Ecclésiaste 7,7-14 ; 19-23

Le pouvoir tourne la tête du sage, les cadeaux corrompent son cœur. Mieux vaut la fin d’une chose que son commencement. Mieux vaut un esprit patient qu’un esprit arrogant.

Ne cède pas trop vite à la colère : la colère couve au cœur du fou. Ne dis pas : D’où vient que les jours d’autrefois étaient meilleurs que ceux d’aujourd’hui ? Ce n’est pas la sagesse qui t’inspire cette question.

La sagesse est bonne autant qu’un héritage, et bénéfique pour ceux qui voient le soleil.
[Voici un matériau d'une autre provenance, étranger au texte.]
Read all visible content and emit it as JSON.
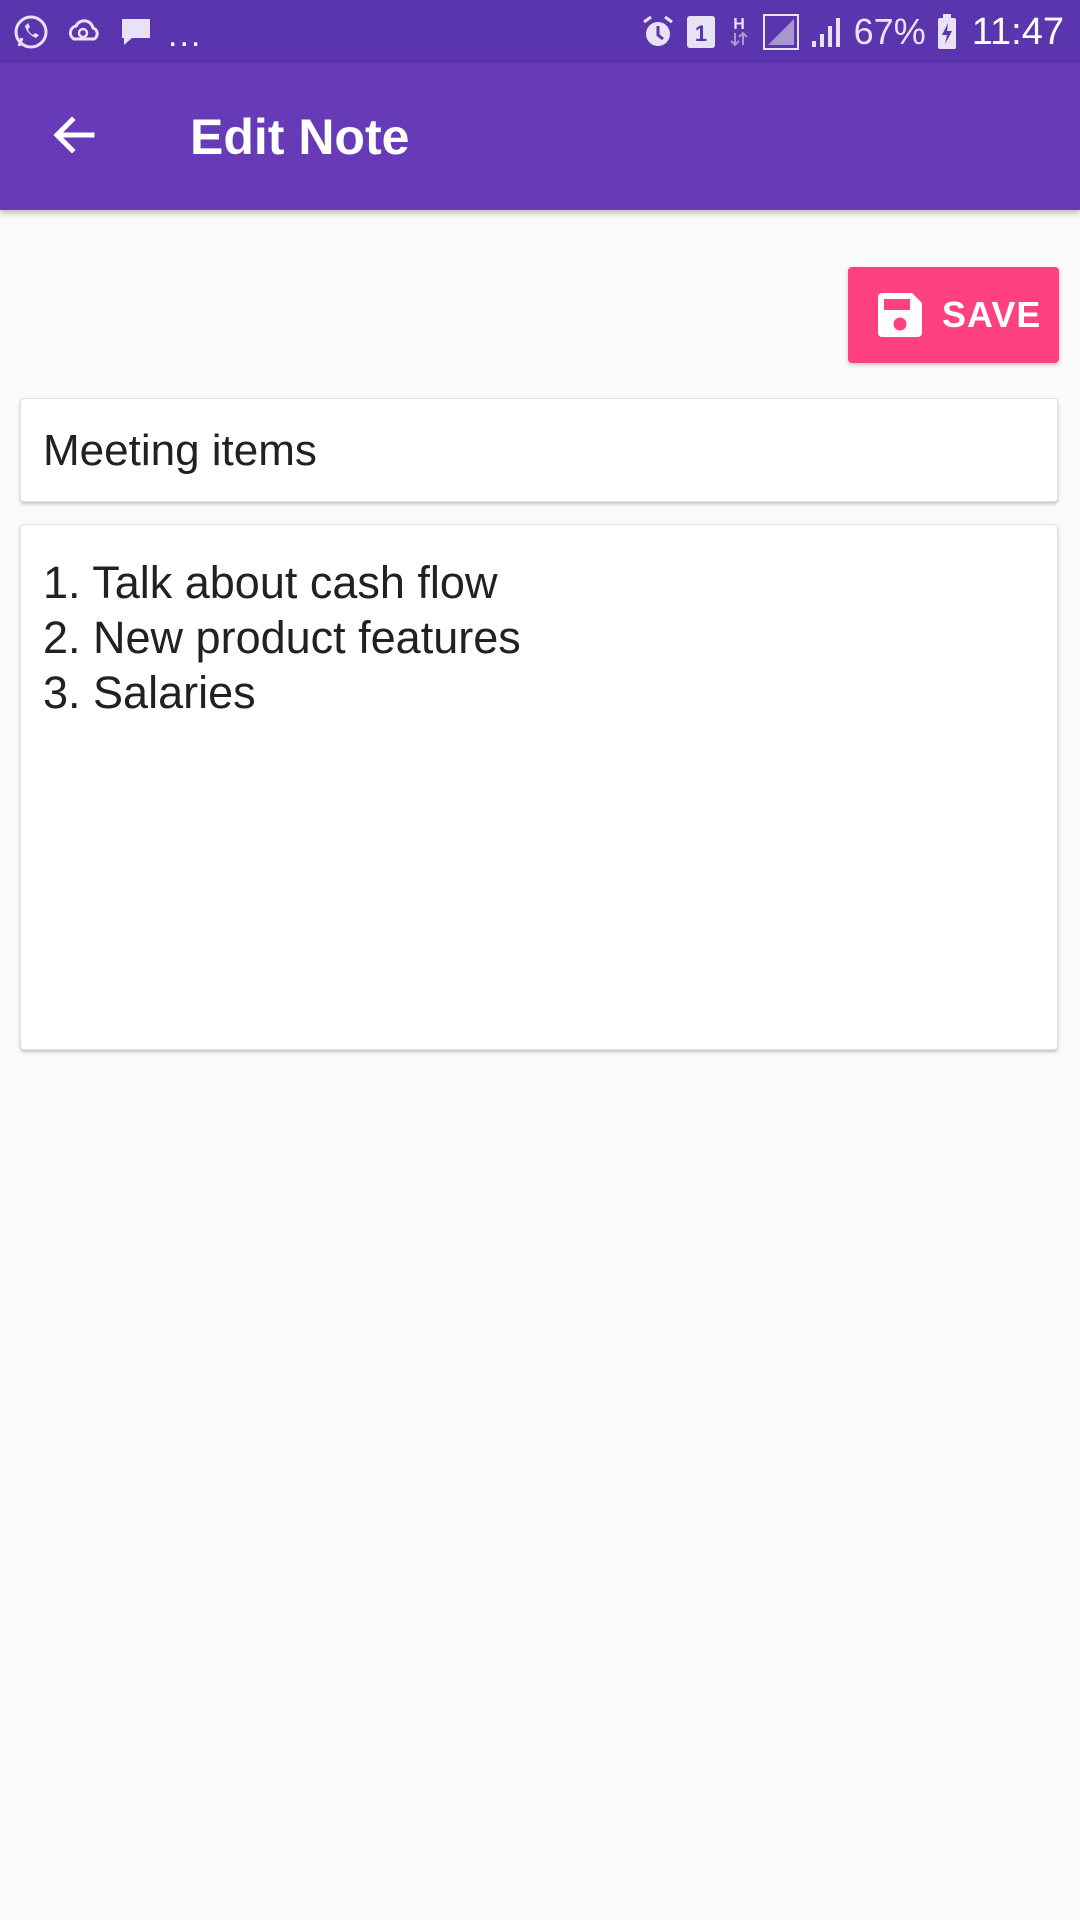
{
  "status_bar": {
    "icons_left": [
      "whatsapp-icon",
      "sync-cloud-icon",
      "message-icon"
    ],
    "more_notifications": "...",
    "icons_right": [
      "alarm-icon",
      "sim-1-icon",
      "h-data-icon",
      "signal-icon",
      "signal-icon",
      "battery-charging-icon"
    ],
    "battery": "67%",
    "time": "11:47"
  },
  "app_bar": {
    "title": "Edit Note",
    "back_icon": "arrow-back-icon",
    "background_color": "#673ab7"
  },
  "toolbar": {
    "save_label": "SAVE",
    "save_icon": "floppy-disk-icon",
    "accent_color": "#ff4081"
  },
  "note": {
    "title": "Meeting items",
    "body_lines": [
      "1. Talk about cash flow",
      "2. New product features",
      "3. Salaries"
    ]
  }
}
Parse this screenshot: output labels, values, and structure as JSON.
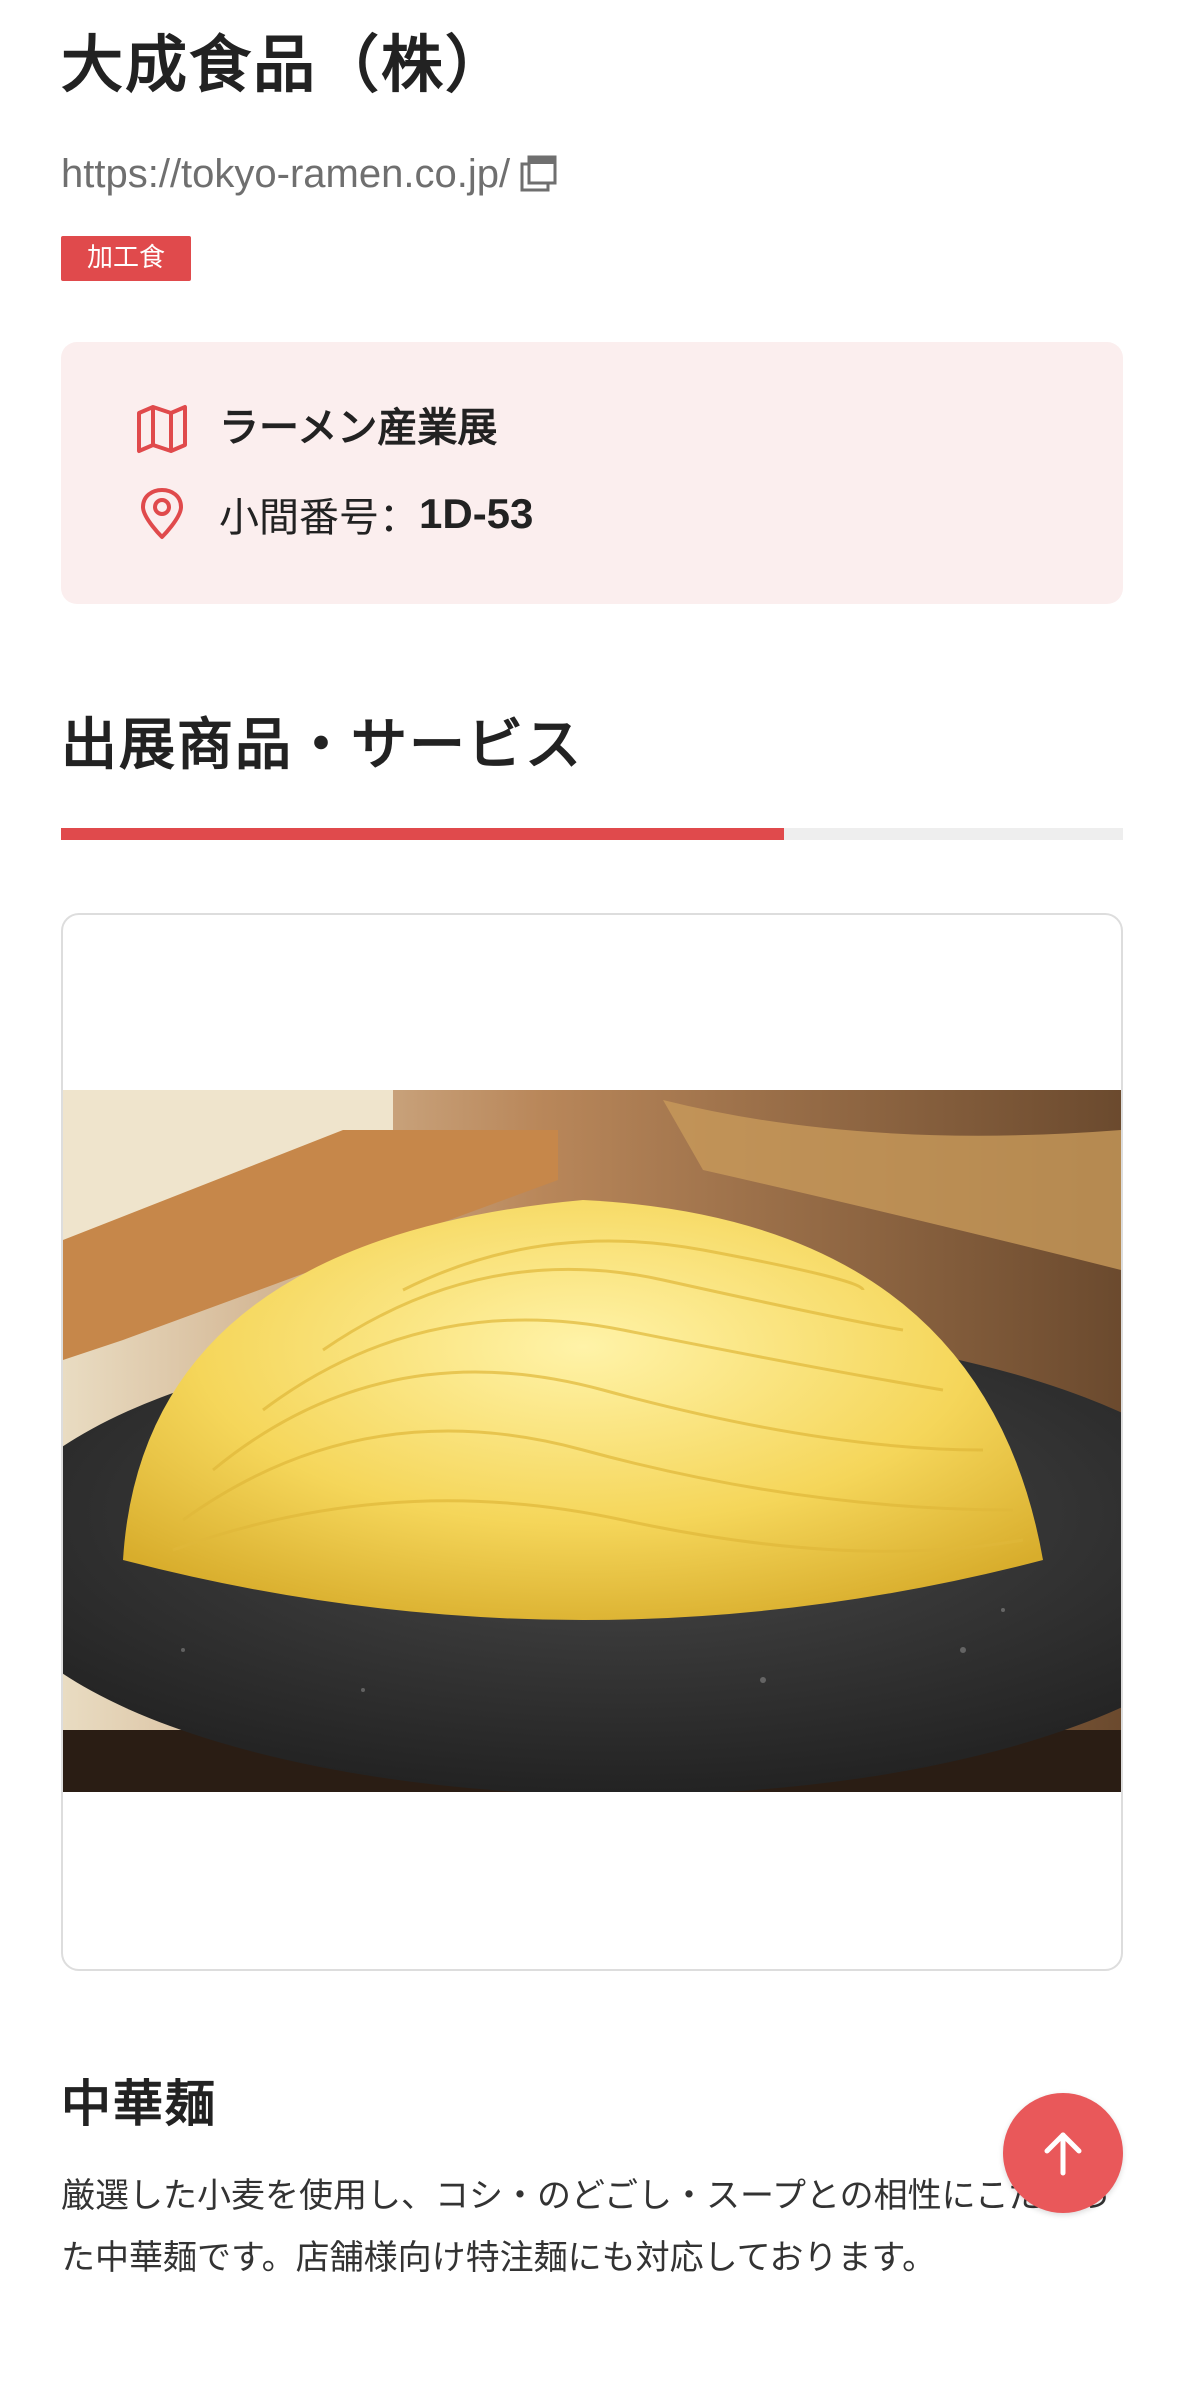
{
  "company": {
    "name": "大成食品（株）",
    "url": "https://tokyo-ramen.co.jp/",
    "tag": "加工食"
  },
  "exhibition": {
    "event_name": "ラーメン産業展",
    "booth_label": "小間番号：",
    "booth_number": "1D-53",
    "icons": [
      "map-icon",
      "location-pin-icon"
    ]
  },
  "section": {
    "title": "出展商品・サービス"
  },
  "product": {
    "name": "中華麺",
    "description": "厳選した小麦を使用し、コシ・のどごし・スープとの相性にこだわった中華麺です。店舗様向け特注麺にも対応しております。",
    "image_icon": "noodle-photo"
  },
  "ui": {
    "scroll_top_icon": "arrow-up-icon"
  },
  "colors": {
    "accent": "#e04a4c",
    "info_bg": "#fbeeee",
    "text": "#222222",
    "muted": "#6f6f6f"
  }
}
Oui, la sagesse met à l’abri, comme le fait l’argent, mais l’avantage de la sagesse est de faire vivre qui la possède.

Regarde l’ouvrage de Dieu : qui peut redresser ce que lui a courbé ?

Au jour de bonheur, réjouis-toi ; au jour de malheur, réfléchis : c’est Dieu qui les a faits l’un et l’autre, pour que l’homme ne sache rien de ce qui viendra après lui…

La sagesse rend le sage plus fort que dix gouverneurs dans la cité.

Certes, aucun homme, sur terre, n’est assez juste pour faire le bien sans jamais pécher.

Ne t’attache pas non plus à tout ce que l’on dit : ainsi tu n’entendras pas ton serviteur te maudire. Car, bien des fois, tu as pris conscience d’avoir, toi aussi, maudit les autres.

Avec la sagesse, j’ai expérimenté toutes ces choses. J’ai dit : « Je veux être un sage ! » Mais c’était loin de ma portée.